Au-delà de son indéniable talent d’auteur-compositeur-interprète, Émile Bilodeau, par sa fougue, sa lucidité, sa passion et sa fierté du Québec, suscite encore et  (pour) toujours le même constat : il est un artiste cruellement nécessaire. Le lancement mercredi soir dernier au Théâtre Fairmount de son deuxième album, Grandeur mature, disponible dès aujourd’hui, a certes fait honneur à cette impression. Devant un public enjoué qui connaissait étonnamment beaucoup de paroles de pièces supposément encore inédites, Émile est resté fidèle à lui-même, c’est-à-dire humble et drôle sans trop le chercher. C’est presque rendu cliché de le mentionner puisque l’impression est la même de spectacles en spectacles, mais la manière dont il a d’attirer naturellement sa génération pour que celle-ci montre sa plus belle facette engagée et rassembleuse nous rend tous immensément émotifs et fiers d’être qui nous sommes.
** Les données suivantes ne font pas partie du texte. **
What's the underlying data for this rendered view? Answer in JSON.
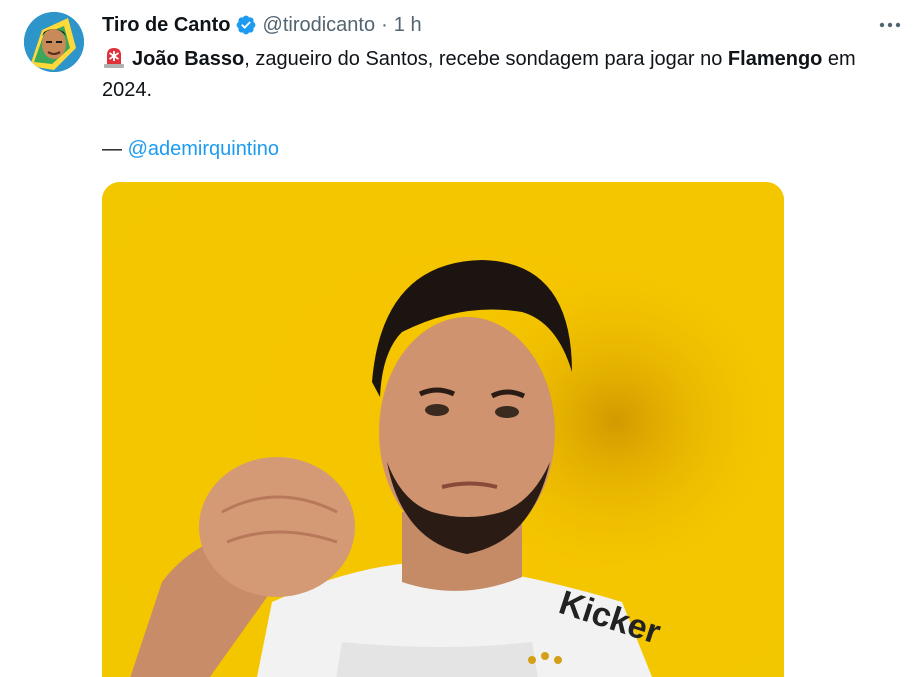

Le titre de l’album renvoie non seulement à la maturité de l’artiste depuis le raz-de-marée de Rites de passage, mais aussi aux GN, reconstitutions médiévales immensément populaires auxquelles Bilodeau fait référence depuis plusieurs mois en faisant des apparitions publiques affublé de chapeaux en peau de castor et de costumes personnifiant Robin des Bois.  Le disque est également truffé de clins d’oeil au Moyen-Âge, comme en fait d’ailleurs foi la sublime Robin des Bois qui souligne l’importance d’aimer sa profession, sinon la vie est vide de sens pour très longtemps. Lors du lancement, il s’est amusé à transposer ces codes médiévaux sur scène avec des tours, des costumes pour tous ses musiciens immensément talentueux et la présence d’un Roi et d’une Reine auxquels on devait tous faire une révérence…mais le public n’avait de yeux et de voix que pour son fou du roi préféré. Bien évidemment, tous ces choix artistiques ont évidemment une portée sociale. Bien que le monde ne tourne pas rond, il a déjà été pire, et il faut se le rappeler pour garder vivants la flamme de l’espoir et le besoin de ne jamais arrêter de persévérer. « J’ai toujours été dans des gangs, que ce soit avec l’impro ou des communautés théâtrales. Être avec un band, c’est très semblable. J’aime partir à l’aventure dans le beau pays du Québec! On se considère comme des marchands de bonheur.», a-t-il ajouté lors d’une entrevue de groupe une heure avant le lancement avec sa sincérité et sa générosité irrésistibles faisant le bonheur de tous les journalistes, même les plus pessimistes.  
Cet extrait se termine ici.